The author reviews her responsibilities toward patients suspected of having tuberculosis. The law expects the doctor to test students at-risk of TB. If the skin test is positive, she is required to give him a chest X-ray. If the combination of skin test and chest X-ray point to TB, the doctor is required to report him to the Department of Health within a day. Yet for students at-risk for HIV, she can only recommend testing and discourage unsafe activities. A man from Mars would conclude that we are more concerned about the health of TB patients than of HIV patients.

A student named Heather is referred for unexplained depression. After discarding numerous possible explanations, including academic pressure, poor health, death of a pet, the doctor asks Heather whether she has had any changes in her relationships. Heather thinks it over, “Well, I can think of one thing: since Thanksgiving, I’ve had a ‘friend with benefits.’ And actually I’m kind of confused about that... I want to spend more time with him, and do stuff like go shopping or see a movie. That would make it a friendship for me. But he says no, because if we do those things, then in his opinion we’d have a relationship– and that’s more than he wants. And I’m confused because it seems like I don’t get the ‘friend’ part, but he still gets the ‘benefits'.”
 
The author recounts the evidence that sexually active teenage girls are about three times more likely to be depressed and to have attempted suicide than girls who were not sexually active. She also recounts the evidence that women’s physiology creates this vulnerability. Women secrete a hormone called oxytocin during sexual activity, and while nursing a baby. Oxytocin promotes bonding, trust and relaxation. Mother Nature evidently is trying to get us to connect with our babies, and with our sex partners, who after all, might become the father to our children.
 
Oxytocin recently made an appearance in American politics. George Bush’s appointment to the Office of Population Affairs actually believes in abstinence. The Life-Style Left discovered that Dr Eric Keroack had once given a lecture in which he informed people about the bonding power of oxytocin. They went apoplectic, rather than confront the evidence on its own terms.
 
This refusal to face inconvenient facts cries out for explanation. One of the author's patients asked her, “Why, Doctor, do they tell you how to protect your body from herpes and pregnancy, but they don’t tell you what it does to your heart?”

I have my own theory about this, which is completely complementary with the author's experience.

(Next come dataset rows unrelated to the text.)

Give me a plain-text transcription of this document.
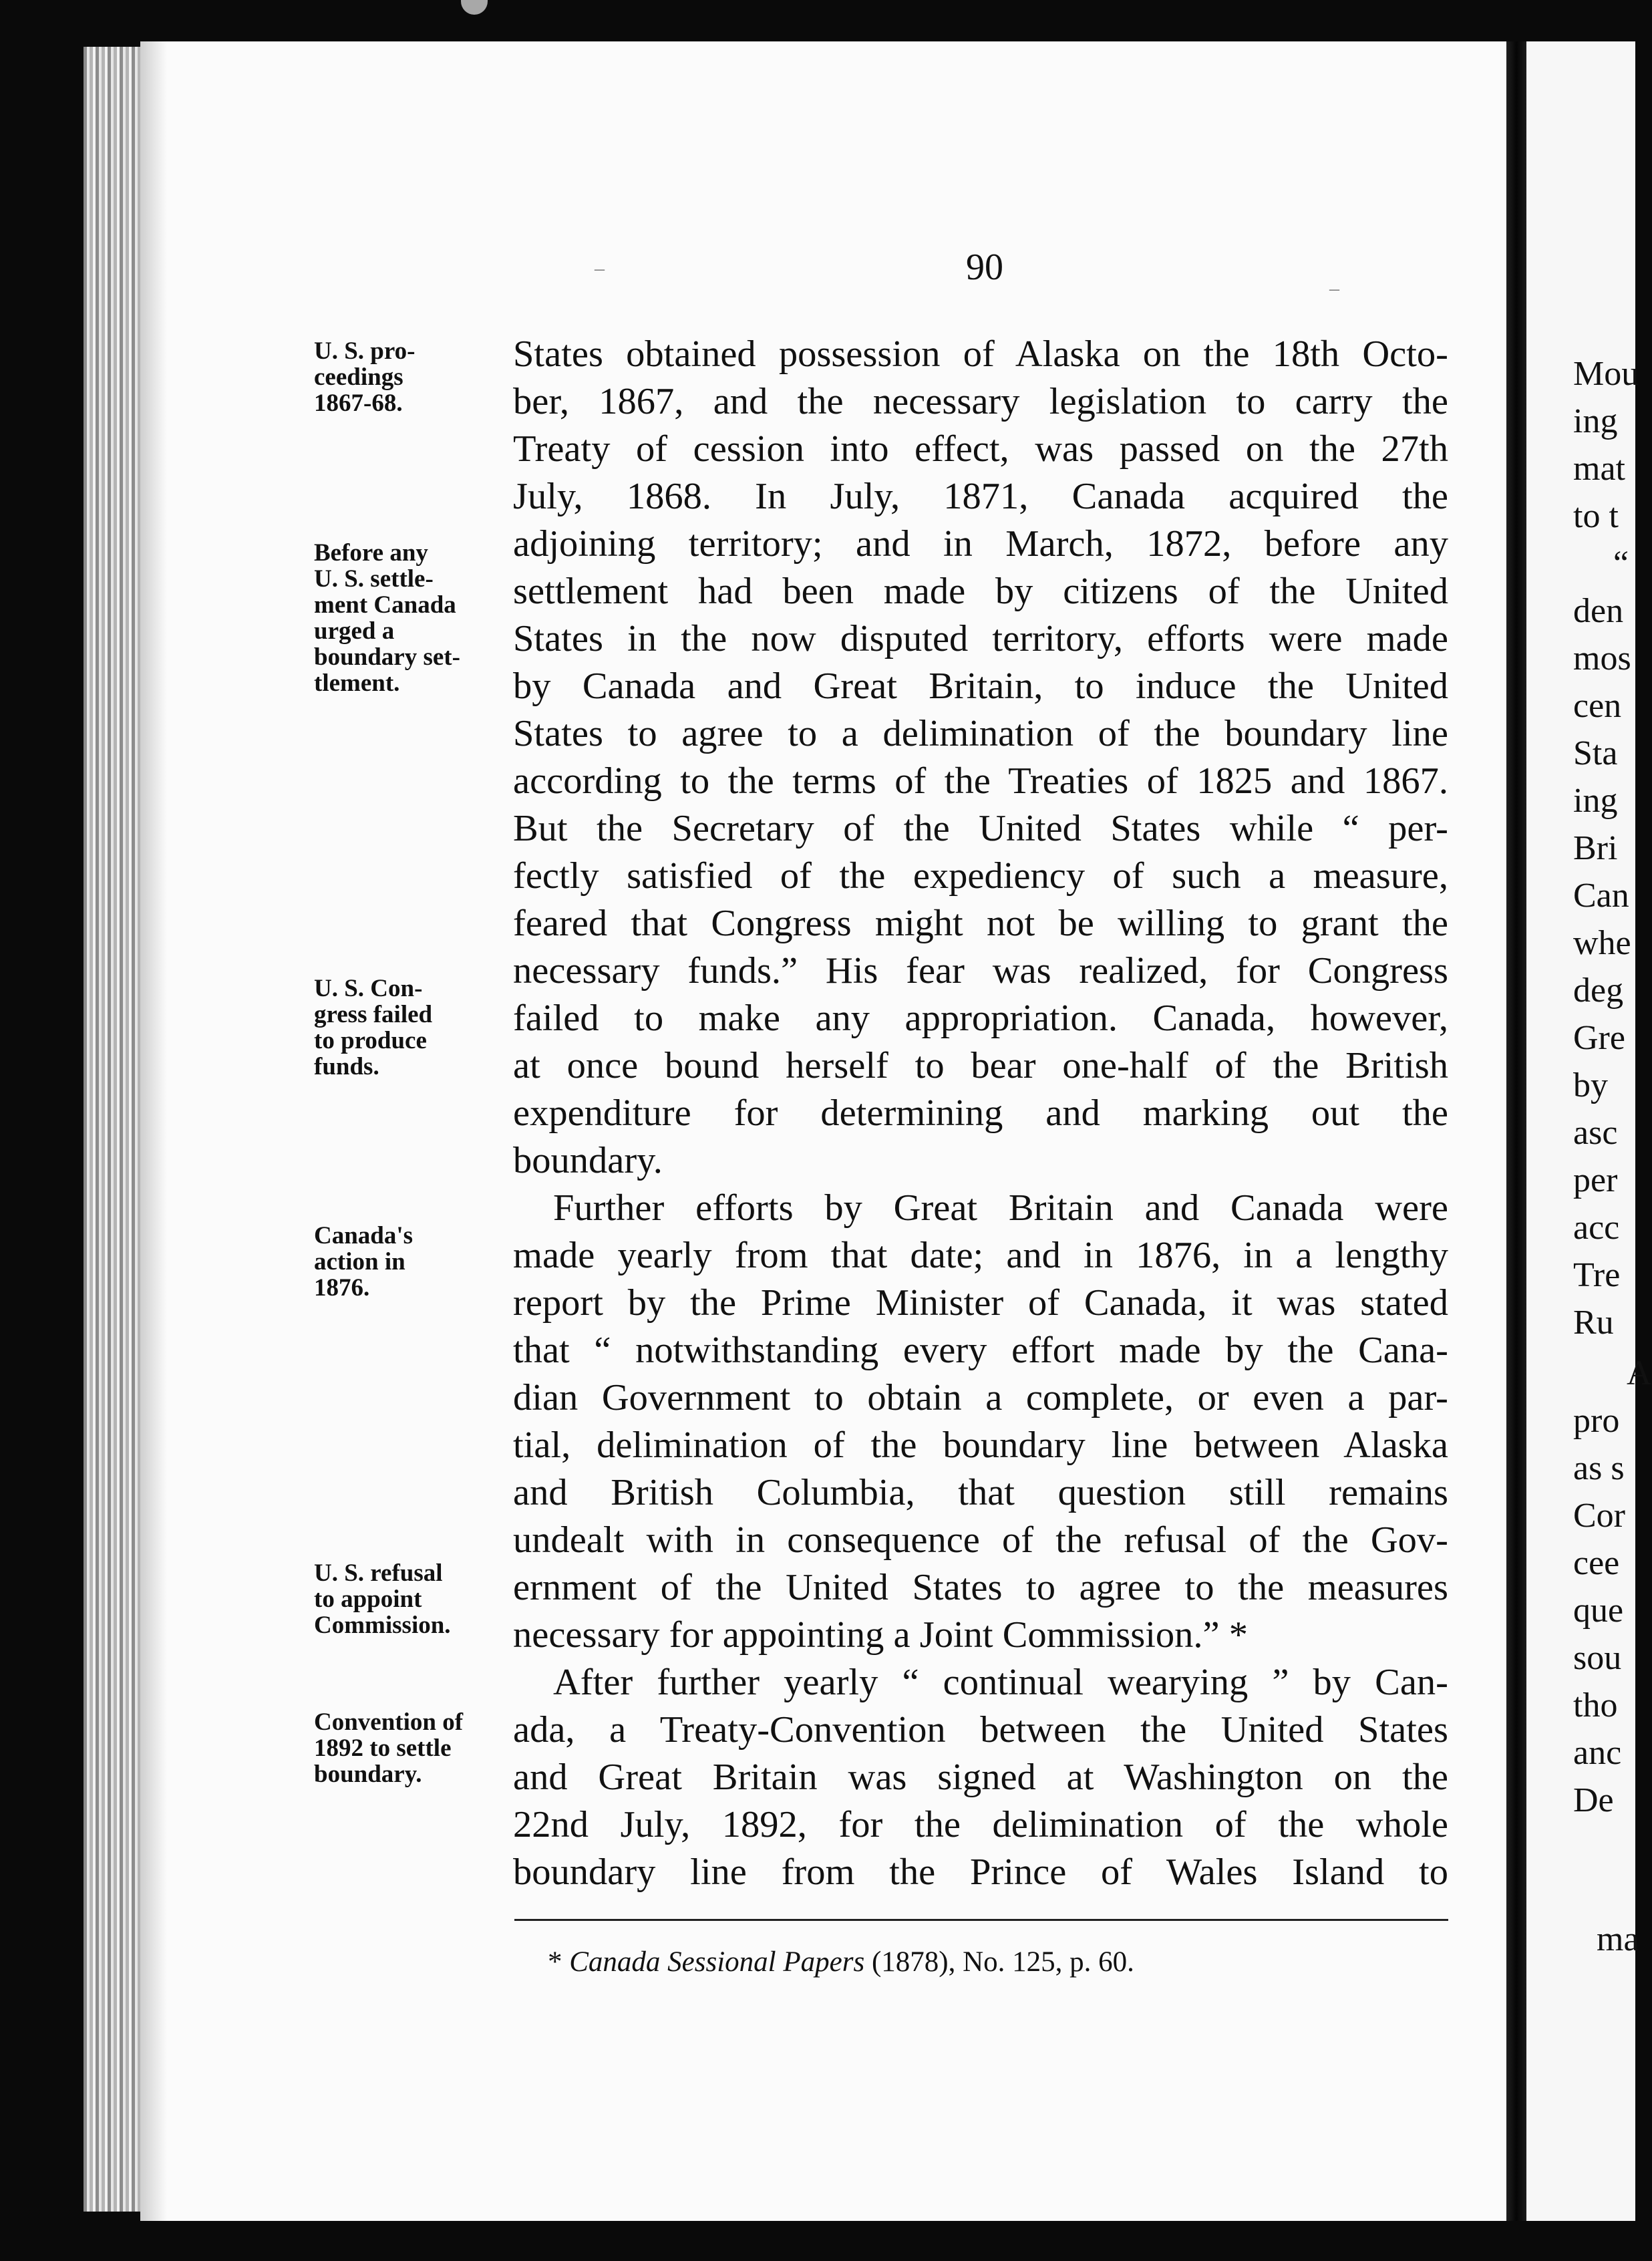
Mou
ing
mat
to t
“
den
mos
cen
Sta
ing
Bri
Can
whe
deg
Gre
by
asc
per
acc
Tre
Ru
A
pro
as s
Cor
cee
que
sou
tho
anc
De
ma
90
–
–
U. S. pro-
ceedings
1867-68.
Before any
U. S. settle-
ment Canada
urged a
boundary set-
tlement.
U. S. Con-
gress failed
to produce
funds.
Canada's
action in
1876.
U. S. refusal
to appoint
Commission.
Convention of
1892 to settle
boundary.
States obtained possession of Alaska on the 18th Octo-
ber, 1867, and the necessary legislation to carry the
Treaty of cession into effect, was passed on the 27th
July, 1868. In July, 1871, Canada acquired the
adjoining territory; and in March, 1872, before any
settlement had been made by citizens of the United
States in the now disputed territory, efforts were made
by Canada and Great Britain, to induce the United
States to agree to a delimination of the boundary line
according to the terms of the Treaties of 1825 and 1867.
But the Secretary of the United States while “ per-
fectly satisfied of the expediency of such a measure,
feared that Congress might not be willing to grant the
necessary funds.” His fear was realized, for Congress
failed to make any appropriation. Canada, however,
at once bound herself to bear one-half of the British
expenditure for determining and marking out the
boundary.
Further efforts by Great Britain and Canada were
made yearly from that date; and in 1876, in a lengthy
report by the Prime Minister of Canada, it was stated
that “ notwithstanding every effort made by the Cana-
dian Government to obtain a complete, or even a par-
tial, delimination of the boundary line between Alaska
and British Columbia, that question still remains
undealt with in consequence of the refusal of the Gov-
ernment of the United States to agree to the measures
necessary for appointing a Joint Commission.” *
After further yearly “ continual wearying ” by Can-
ada, a Treaty-Convention between the United States
and Great Britain was signed at Washington on the
22nd July, 1892, for the delimination of the whole
boundary line from the Prince of Wales Island to
* Canada Sessional Papers (1878), No. 125, p. 60.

Far from being sexually neutral, tolerant and non-judgmental, the Life-Style Left subscribes to a covert ideology. I call it Condomism. Its chief tenets are that sex is a private recreational activity with no moral or social significance. Unlimited sexual activity is an entitlement. There are no harms associated with sex that cannot be controlled by condoms or other forms of contraception.
 
And if anyone complains about anything that can’t be controlled by condoms, well, those complaints are not worth taking seriously. Getting attached to inappropriate sex partners? Never happens. Women’s depression associated with uncommitted sex? Must be bad data. Post Traumatic Stress Disorder associated with abortion? A mere blip in the data, even though the author's back-of-the-envelope calculations show that if a mere 1 per cent of post-abortive women develop PTSD symptoms, that amounts to 420,000 traumatized women. That’s a lot of women to dismiss.
 
Unprotected is a bold and important book. Buy it. Read it. Pass it around. You may just save someone you love a lot of heartache.

Jennifer Roback Morse, PhD, is a Senior Research Fellow in Economics at the Acton Institute, and the author of Smart Sex: Finding Life-long Love in a Hook-up World.